# Fundamentals of Social Data Science 
## Week 3 Day 2. Lab. Text Processing 

In this lab I have generated some methods that will allow you to download posts from Reddit. It accepts a list of subreddits of arbitrary length, which are each processed independently and stored in a single `results` dictionary. The keys of the dictionary are the subreddits. Underneath each subreddit is a dictionary of sub-specific result objects, like "vectorizer" and "top terms".

Please read through the code. You will need to add your username. The code is intentionally broken so you will need to add that before running this. Other than that you should not need to make any modifications to the cell with the `RedditScraper` class. 

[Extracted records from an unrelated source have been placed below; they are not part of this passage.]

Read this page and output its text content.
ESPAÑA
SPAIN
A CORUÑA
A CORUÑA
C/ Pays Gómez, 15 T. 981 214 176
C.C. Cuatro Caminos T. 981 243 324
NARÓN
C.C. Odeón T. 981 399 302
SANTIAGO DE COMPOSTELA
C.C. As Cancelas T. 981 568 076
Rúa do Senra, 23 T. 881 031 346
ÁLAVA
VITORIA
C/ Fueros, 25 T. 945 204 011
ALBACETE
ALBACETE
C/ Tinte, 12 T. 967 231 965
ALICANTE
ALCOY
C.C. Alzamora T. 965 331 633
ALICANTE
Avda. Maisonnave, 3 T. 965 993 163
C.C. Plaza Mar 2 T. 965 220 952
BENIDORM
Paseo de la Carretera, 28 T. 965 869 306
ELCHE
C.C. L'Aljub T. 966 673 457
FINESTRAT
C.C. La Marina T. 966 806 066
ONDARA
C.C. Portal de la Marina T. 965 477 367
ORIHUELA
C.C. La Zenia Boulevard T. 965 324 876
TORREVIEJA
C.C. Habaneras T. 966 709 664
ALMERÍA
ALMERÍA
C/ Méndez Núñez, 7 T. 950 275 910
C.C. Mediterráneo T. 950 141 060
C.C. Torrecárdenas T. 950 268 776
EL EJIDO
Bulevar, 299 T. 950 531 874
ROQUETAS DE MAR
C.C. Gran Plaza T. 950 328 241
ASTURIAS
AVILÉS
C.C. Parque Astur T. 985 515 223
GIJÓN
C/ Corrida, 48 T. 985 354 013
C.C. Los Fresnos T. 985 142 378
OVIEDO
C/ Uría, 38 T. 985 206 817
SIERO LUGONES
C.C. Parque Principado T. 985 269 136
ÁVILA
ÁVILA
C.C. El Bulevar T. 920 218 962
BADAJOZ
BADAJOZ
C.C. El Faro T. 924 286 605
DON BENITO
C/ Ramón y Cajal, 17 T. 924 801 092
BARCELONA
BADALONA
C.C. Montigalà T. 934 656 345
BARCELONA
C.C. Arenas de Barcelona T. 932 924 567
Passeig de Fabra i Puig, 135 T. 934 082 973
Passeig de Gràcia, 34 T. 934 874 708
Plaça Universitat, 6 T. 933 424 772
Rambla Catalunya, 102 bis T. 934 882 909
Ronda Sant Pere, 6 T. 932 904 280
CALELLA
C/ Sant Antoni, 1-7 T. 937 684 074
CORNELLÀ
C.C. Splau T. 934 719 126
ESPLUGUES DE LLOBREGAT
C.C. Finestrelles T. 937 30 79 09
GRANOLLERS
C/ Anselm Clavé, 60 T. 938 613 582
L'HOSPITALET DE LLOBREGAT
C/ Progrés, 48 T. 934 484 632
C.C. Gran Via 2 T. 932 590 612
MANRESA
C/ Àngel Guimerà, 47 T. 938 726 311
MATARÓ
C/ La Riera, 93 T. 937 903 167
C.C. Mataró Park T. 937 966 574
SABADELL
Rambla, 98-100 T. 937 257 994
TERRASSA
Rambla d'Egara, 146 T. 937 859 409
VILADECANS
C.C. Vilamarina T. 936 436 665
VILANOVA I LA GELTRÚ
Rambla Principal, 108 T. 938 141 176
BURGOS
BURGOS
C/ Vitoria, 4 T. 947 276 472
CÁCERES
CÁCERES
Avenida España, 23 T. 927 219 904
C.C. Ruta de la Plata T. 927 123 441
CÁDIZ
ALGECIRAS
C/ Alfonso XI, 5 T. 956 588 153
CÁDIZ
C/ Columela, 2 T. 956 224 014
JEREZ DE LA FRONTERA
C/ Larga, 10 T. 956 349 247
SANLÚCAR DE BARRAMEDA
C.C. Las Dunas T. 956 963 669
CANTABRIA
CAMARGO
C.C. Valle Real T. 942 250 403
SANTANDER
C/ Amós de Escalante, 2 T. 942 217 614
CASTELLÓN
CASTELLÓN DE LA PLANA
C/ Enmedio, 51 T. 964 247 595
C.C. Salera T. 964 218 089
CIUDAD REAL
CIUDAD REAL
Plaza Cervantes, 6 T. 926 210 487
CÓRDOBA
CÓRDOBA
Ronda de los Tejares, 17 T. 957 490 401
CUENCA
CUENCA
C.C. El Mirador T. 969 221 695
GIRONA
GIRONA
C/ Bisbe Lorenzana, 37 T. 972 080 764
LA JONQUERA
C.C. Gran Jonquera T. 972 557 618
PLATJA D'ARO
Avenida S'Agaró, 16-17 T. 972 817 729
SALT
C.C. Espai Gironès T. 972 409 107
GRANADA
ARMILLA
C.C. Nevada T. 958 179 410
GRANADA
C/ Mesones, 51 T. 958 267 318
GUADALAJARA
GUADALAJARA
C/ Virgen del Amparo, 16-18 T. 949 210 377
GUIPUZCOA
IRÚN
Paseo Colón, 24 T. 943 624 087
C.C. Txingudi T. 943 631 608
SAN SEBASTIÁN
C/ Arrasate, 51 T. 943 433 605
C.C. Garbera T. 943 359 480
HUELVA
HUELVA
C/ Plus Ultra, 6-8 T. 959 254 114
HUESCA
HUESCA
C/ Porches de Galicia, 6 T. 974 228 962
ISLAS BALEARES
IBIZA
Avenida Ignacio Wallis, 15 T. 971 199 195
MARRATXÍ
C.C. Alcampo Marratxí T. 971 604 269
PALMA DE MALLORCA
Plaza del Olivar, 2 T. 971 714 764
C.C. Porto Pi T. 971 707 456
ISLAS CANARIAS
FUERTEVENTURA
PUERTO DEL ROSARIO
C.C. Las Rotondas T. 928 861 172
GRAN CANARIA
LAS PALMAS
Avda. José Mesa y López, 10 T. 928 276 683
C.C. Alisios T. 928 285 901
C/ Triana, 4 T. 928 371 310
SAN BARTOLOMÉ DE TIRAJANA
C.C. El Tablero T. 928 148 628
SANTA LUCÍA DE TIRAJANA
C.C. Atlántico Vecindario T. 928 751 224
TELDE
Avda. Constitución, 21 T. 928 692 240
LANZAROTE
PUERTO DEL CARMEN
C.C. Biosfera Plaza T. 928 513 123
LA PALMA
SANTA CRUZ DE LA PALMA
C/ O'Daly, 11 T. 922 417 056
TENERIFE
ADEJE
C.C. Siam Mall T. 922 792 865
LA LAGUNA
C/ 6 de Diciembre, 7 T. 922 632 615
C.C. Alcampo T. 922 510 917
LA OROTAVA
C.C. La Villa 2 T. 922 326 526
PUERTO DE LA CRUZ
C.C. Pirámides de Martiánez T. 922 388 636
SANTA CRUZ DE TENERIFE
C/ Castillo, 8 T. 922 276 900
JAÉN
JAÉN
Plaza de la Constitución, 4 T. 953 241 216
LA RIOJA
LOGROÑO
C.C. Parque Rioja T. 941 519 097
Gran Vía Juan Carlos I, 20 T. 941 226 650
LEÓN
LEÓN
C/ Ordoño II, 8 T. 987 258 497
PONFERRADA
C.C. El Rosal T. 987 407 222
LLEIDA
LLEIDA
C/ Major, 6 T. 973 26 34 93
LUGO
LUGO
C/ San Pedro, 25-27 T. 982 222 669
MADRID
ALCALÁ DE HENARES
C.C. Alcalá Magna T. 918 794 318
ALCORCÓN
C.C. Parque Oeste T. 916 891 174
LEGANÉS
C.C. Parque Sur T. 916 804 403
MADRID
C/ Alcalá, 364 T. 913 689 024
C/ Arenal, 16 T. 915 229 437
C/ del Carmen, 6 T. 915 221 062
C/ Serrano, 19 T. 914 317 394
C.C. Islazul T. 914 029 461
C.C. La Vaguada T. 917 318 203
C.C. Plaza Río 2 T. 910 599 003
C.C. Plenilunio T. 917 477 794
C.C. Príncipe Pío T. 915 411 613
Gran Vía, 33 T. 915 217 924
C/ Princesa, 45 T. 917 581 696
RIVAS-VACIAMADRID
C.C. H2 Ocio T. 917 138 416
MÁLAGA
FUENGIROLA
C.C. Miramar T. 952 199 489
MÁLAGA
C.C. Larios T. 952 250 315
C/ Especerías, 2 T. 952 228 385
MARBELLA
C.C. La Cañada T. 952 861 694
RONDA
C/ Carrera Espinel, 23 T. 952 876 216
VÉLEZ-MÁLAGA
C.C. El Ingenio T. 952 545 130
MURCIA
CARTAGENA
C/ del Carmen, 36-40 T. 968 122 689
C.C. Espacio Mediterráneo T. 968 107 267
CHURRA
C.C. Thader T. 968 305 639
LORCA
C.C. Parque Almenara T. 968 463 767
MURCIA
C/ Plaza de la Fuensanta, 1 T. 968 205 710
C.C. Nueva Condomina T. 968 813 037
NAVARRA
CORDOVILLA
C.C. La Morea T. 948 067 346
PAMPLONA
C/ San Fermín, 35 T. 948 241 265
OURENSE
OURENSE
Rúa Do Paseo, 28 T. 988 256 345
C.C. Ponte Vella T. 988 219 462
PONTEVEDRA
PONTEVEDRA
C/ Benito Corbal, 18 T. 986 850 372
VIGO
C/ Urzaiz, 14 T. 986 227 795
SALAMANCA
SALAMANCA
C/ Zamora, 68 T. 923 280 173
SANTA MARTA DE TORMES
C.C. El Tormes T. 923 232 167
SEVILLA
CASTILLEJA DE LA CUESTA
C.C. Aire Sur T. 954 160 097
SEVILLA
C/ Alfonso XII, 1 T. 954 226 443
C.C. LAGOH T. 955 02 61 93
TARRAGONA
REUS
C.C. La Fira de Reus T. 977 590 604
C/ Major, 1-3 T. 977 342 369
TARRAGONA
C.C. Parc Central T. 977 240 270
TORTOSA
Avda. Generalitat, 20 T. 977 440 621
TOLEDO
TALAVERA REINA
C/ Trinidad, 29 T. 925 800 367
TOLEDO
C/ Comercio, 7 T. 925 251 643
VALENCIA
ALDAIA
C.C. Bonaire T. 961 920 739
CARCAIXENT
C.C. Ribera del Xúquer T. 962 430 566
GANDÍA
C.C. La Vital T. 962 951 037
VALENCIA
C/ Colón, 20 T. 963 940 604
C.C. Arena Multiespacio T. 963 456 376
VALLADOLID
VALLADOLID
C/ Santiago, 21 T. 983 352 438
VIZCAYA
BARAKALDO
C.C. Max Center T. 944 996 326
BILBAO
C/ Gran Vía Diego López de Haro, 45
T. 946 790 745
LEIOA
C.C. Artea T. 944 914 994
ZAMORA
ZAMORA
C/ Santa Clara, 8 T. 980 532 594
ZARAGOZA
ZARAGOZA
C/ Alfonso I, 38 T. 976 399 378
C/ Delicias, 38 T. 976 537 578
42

In the cell below is some code to run these methods. At the top are some parameters that you should set. These are typically written in ALL CAPS. You should read the code to understand what they do. 

# Exercises: 
    
0. **Explore subreddits**. The below code uses 'ukpolitics', 'unitedkingdom', and 'uknews'. These were loosely motivated by an interest in whether uknews has become a reactionary subreddit with generally conservative opinions. By comparing it to the other two (which other work has suggested are generally quite similar), we might get a sense of this from the top keywords. Try some other subs related to a topic where you suspect there will be some interesting distinctions. Motivate the distinctions. If you aren't sure about the subs, query an LLM (they are typically trained on a _lot_ of Reddit data and will know good subs). So instead of trying for /r/men and /r/women, if you ask about subs for gender-based interests, it might suggest /r/TwoXChromosomes and /r/MensRights as interesting distinctions. 
1. **Understand the results data structure**. The `results` object returns the top 5
   terms. How would you access more than 5 terms? Expand the results to see 10. Consider
   what way is more general and flexible. How might you change the code so that there is
   a `TOP_N = 10` which is then passed through the code so that the results dictionary
   contains ten terms in the "top_terms" DataFrame rather than hard coding it in the
   method below?

> I added a `TOP_N` global variable and pass it into `analyze_subreddit` as an optional
> keyword argument.

2. **Store results**. Every time we run the code we query Reddit again. How can we store our data so that it is cached for another round? There are many approaches to this and among your group you may discover everything from 'just save the json' to 'DataFrame and then export to feather' to some who would ambitiously use MongoDB. Given this is a simple exercise for now, keep this step simple as you need it to be while still usable enough if you want to add more data.
3. **Plot keywords over time**. Expand your results to anywhere from 250 upwards (I would here cap at 500 max and think that the api might only return last 1000 but untested). Determine the top keywords using TFIDF. Then plot the frequency of these keywords over this time period for these results.   
4. **Table the most common URLs for stories**. Triangulate these plots with a table summarising the top news outlets for this sub in this time period. Notice the starter code to process this from the posts data that has been stored in a large `submissions` dictionary. Note, this code does not turn all the `json` into a DataFrame, but extracts only the URL column and processes that. It also uses a _regular expression_ to separate out the top level domain, which may or may not be the most robust.  
5. **Write a summary**. Solely for reflection at this point, write some intuitions that you discover with this exploration. 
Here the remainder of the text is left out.